Her ability to speak with a unifying voice and to gain traction in today’s media environment without being polarising are arguably two of her best attributes as a farming leader.

On a thorny Brexit issue closer to home, Batters clearly understood the sensitivities around the Irish border and she visited farms in the border area shortly after the referendum.

In England, the loss of direct payments is arguably one of the biggest outworkings of leaving the EU.

In Harvest, Batters suggests that policy makers in England were hell bent on shifting money to only supporting environmental measures, regardless of NFU misgivings.

“I never could have imagined the battle we would have to fight to ensure the Agriculture Bill focuses on agriculture,” she writes.

The picture is very different in NI where farmer representatives have been much more involved in shaping new farm schemes. Reading Harvest made me thankful for that.
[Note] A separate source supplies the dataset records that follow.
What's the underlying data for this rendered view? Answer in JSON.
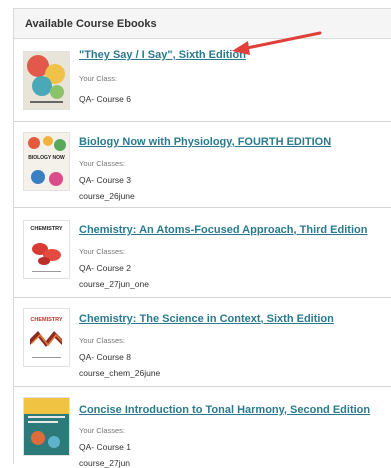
{
  "panel": {
    "title": "Available Course Ebooks"
  },
  "colors": {
    "link": "#2b7a8e",
    "arrow": "#e0403a"
  },
  "ebooks": [
    {
      "title": "\"They Say / I Say\", Sixth Edition",
      "classes_label": "Your Class:",
      "classes": [
        "QA- Course 6"
      ],
      "cover_icon": "they-say-cover"
    },
    {
      "title": "Biology Now with Physiology, FOURTH EDITION",
      "classes_label": "Your Classes:",
      "classes": [
        "QA- Course 3",
        "course_26june"
      ],
      "cover_icon": "biology-now-cover"
    },
    {
      "title": "Chemistry: An Atoms-Focused Approach, Third Edition",
      "classes_label": "Your Classes:",
      "classes": [
        "QA- Course 2",
        "course_27jun_one"
      ],
      "cover_icon": "chemistry-atoms-cover"
    },
    {
      "title": "Chemistry: The Science in Context, Sixth Edition",
      "classes_label": "Your Classes:",
      "classes": [
        "QA- Course 8",
        "course_chem_26june"
      ],
      "cover_icon": "chemistry-science-context-cover"
    },
    {
      "title": "Concise Introduction to Tonal Harmony, Second Edition",
      "classes_label": "Your Classes:",
      "classes": [
        "QA- Course 1",
        "course_27jun"
      ],
      "cover_icon": "tonal-harmony-cover"
    }
  ],
  "cover_text": {
    "chemistry_1": "CHEMISTRY",
    "chemistry_2": "CHEMISTRY",
    "biology": "BIOLOGY NOW"
  }
}
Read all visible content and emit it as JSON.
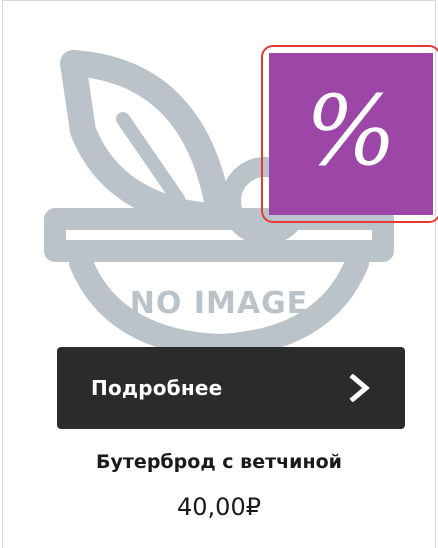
{
  "product": {
    "image_placeholder_text": "NO IMAGE",
    "discount_symbol": "%",
    "details_button_label": "Подробнее",
    "name": "Бутерброд с ветчиной",
    "price": "40,00₽"
  },
  "colors": {
    "badge": "#9c46a8",
    "badge_highlight": "#e53935",
    "button": "#2b2b2b",
    "placeholder": "#b9c3c9"
  },
  "icons": {
    "placeholder": "salad-bowl-icon",
    "button_arrow": "chevron-right-icon"
  }
}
Minette Batters’ memoir offers a fly on the wall view of many meetings that took place between the NFU and senior British politicians over a 10-year period. On a farm visit in Derbyshire during the COVID-19 pandemic, Batters suggests that the then Prime Minister Boris Johnson did not understand his own social distancing rules.

During another farm visit, the then International Trade Secretary Liz Truss clearly did not realise that meat processor ABP was Irish-owned when she spoke to its chief executive.
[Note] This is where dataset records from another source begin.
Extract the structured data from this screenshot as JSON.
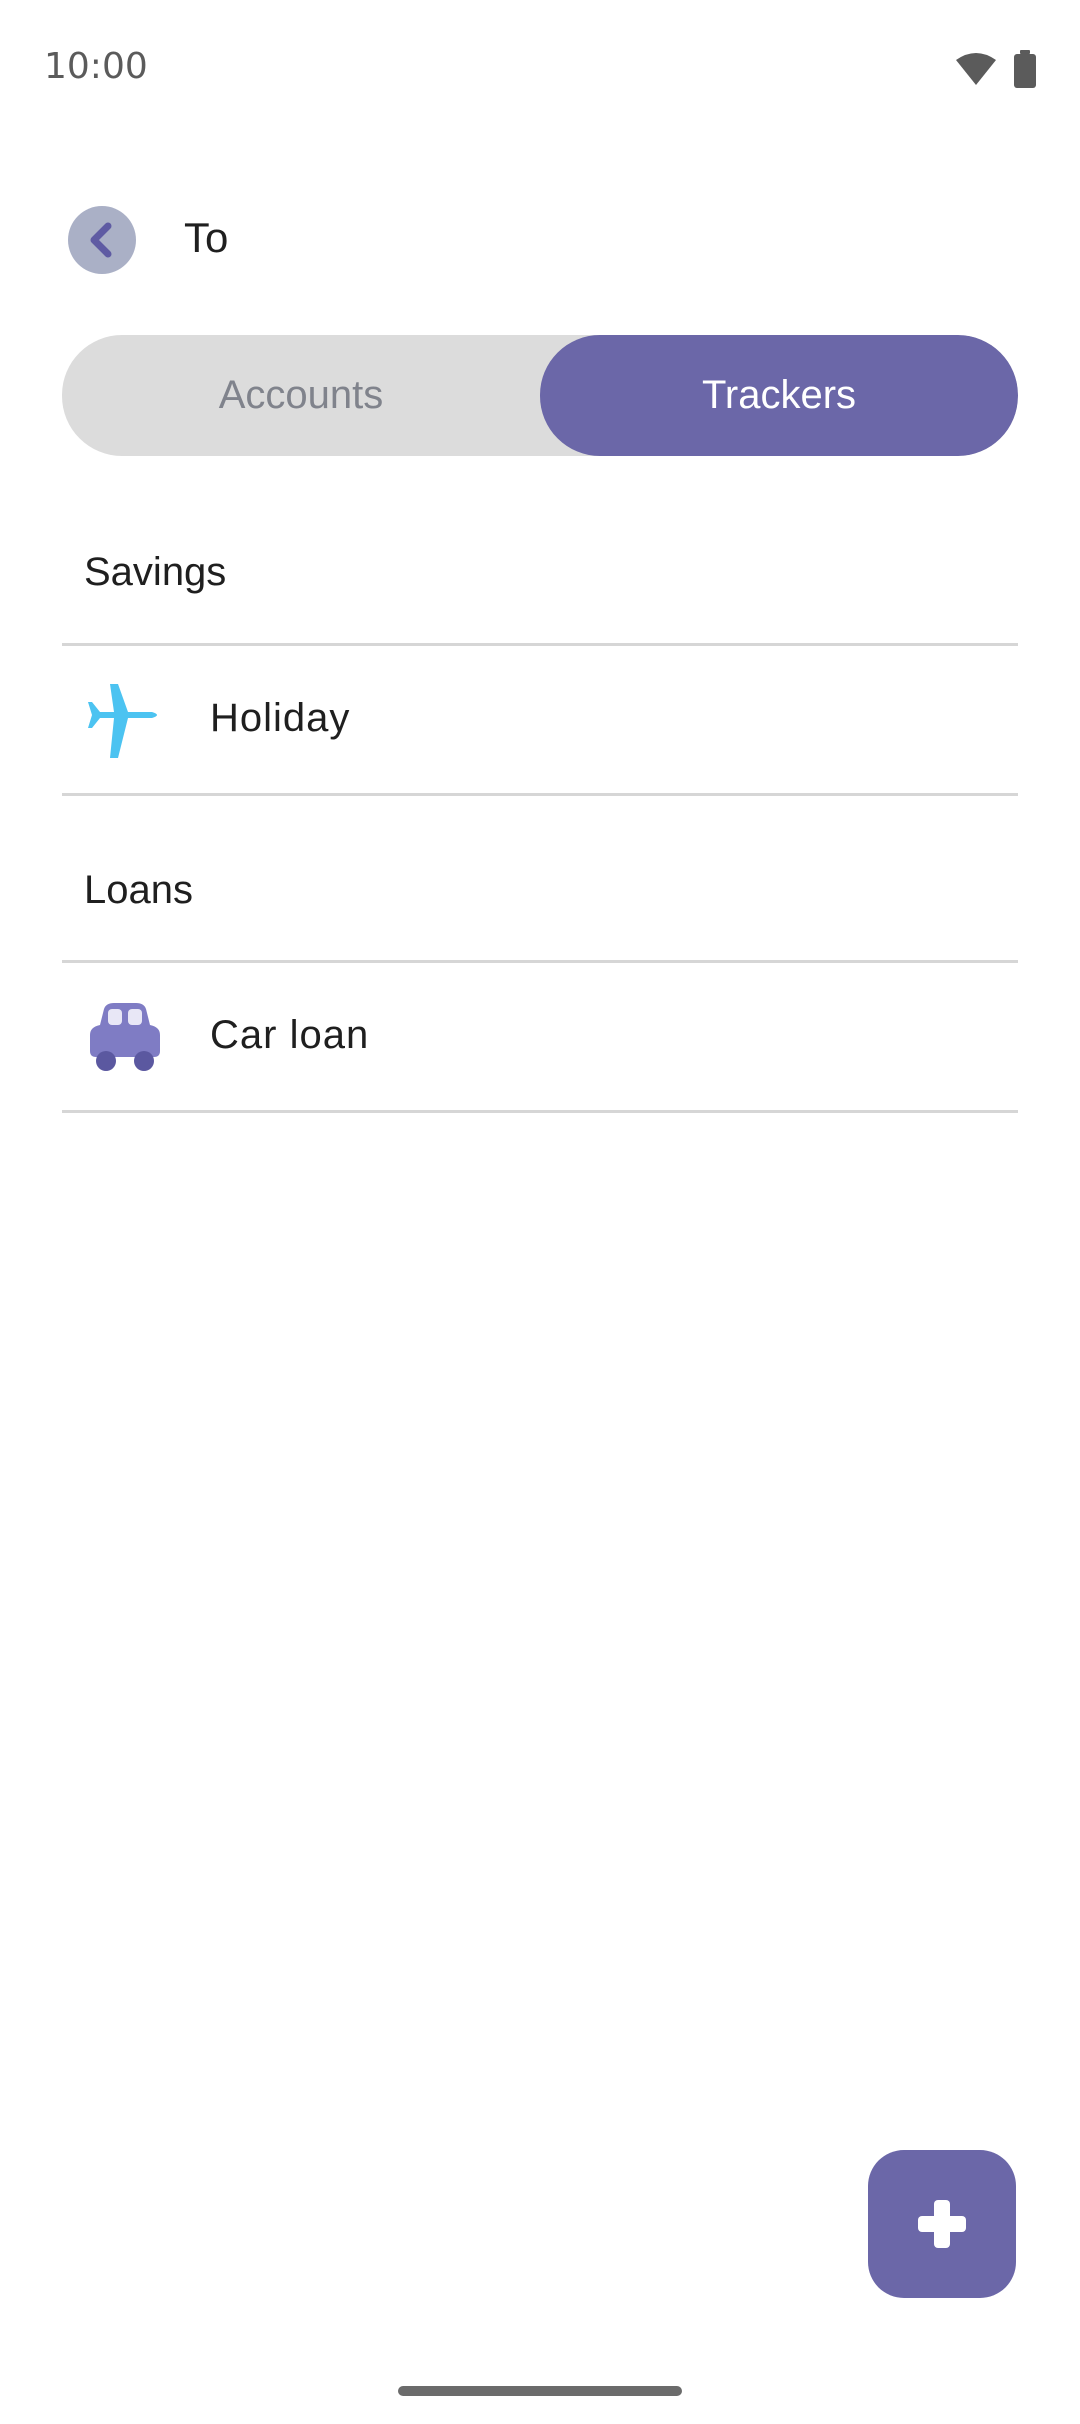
{
  "status_bar": {
    "time": "10:00"
  },
  "header": {
    "title": "To",
    "back_icon": "chevron-left-icon"
  },
  "tabs": [
    {
      "label": "Accounts",
      "selected": false
    },
    {
      "label": "Trackers",
      "selected": true
    }
  ],
  "sections": [
    {
      "title": "Savings",
      "items": [
        {
          "label": "Holiday",
          "icon": "airplane-icon"
        }
      ]
    },
    {
      "title": "Loans",
      "items": [
        {
          "label": "Car loan",
          "icon": "car-icon"
        }
      ]
    }
  ],
  "fab": {
    "icon": "plus-icon"
  },
  "colors": {
    "accent": "#6b67a8",
    "airplane": "#4cc3f1",
    "car": "#7f7cc4"
  }
}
Batters writes that the Tory MP told Bob Carnell not to worry about the UK-Australia trade deal because “all it’s going to do is displace Irish beef”.

The former NFU president reveals details of a fiery meeting with Truss’s predecessor Liam Fox who had plans to “import cheap raw ingredients” so they could be processed and sold as UK-origin food.

“I nearly self-propel through the ceiling,” Batters writes.

There were many interactions with former Environment Secretary Michael Gove and Batters offers readers her honest opinion of him: “I like Gove, I respect him, but I do not trust him one iota.”

However, the most worrying revelations come from NFU meetings with civil servants, as these faces do not change between election cycles.

Batters paints a picture of government machinery that simply does not care about domestic food production.

“In my eyes, there is most definitely a plan to reduce the numbers of farmers in England,” she writes.

For me, the most shocking example was an online meeting with the top civil servant in Defra, Tamara Finkelstein, during the pandemic.

Batters told her that upland farmers in England are being forced off the land due to the government’s shift towards only supporting environment actions.

“Tamara had simply shrugged her shoulders, and at this point I found tears running down my face. It was the sheer frustration of not cutting through when so much is at stake,” she writes.

Advice for life from former NFU president

Dispersed throughout Harvest are golden nuggets of advice and with no shortage of life experience, it is probably no surprise that Minette Batters has some wisdom to offer readers.

Some of my favourites include:

“We only come to regret what we haven’t done in life, rather than what we have.”

“Things are rarely as bad as they seem, or as good as they could be.”

“I can only take one day at a time and be forever grateful for what I have.”

“It is hard to fail, but it is worse never to have tried to succeed.”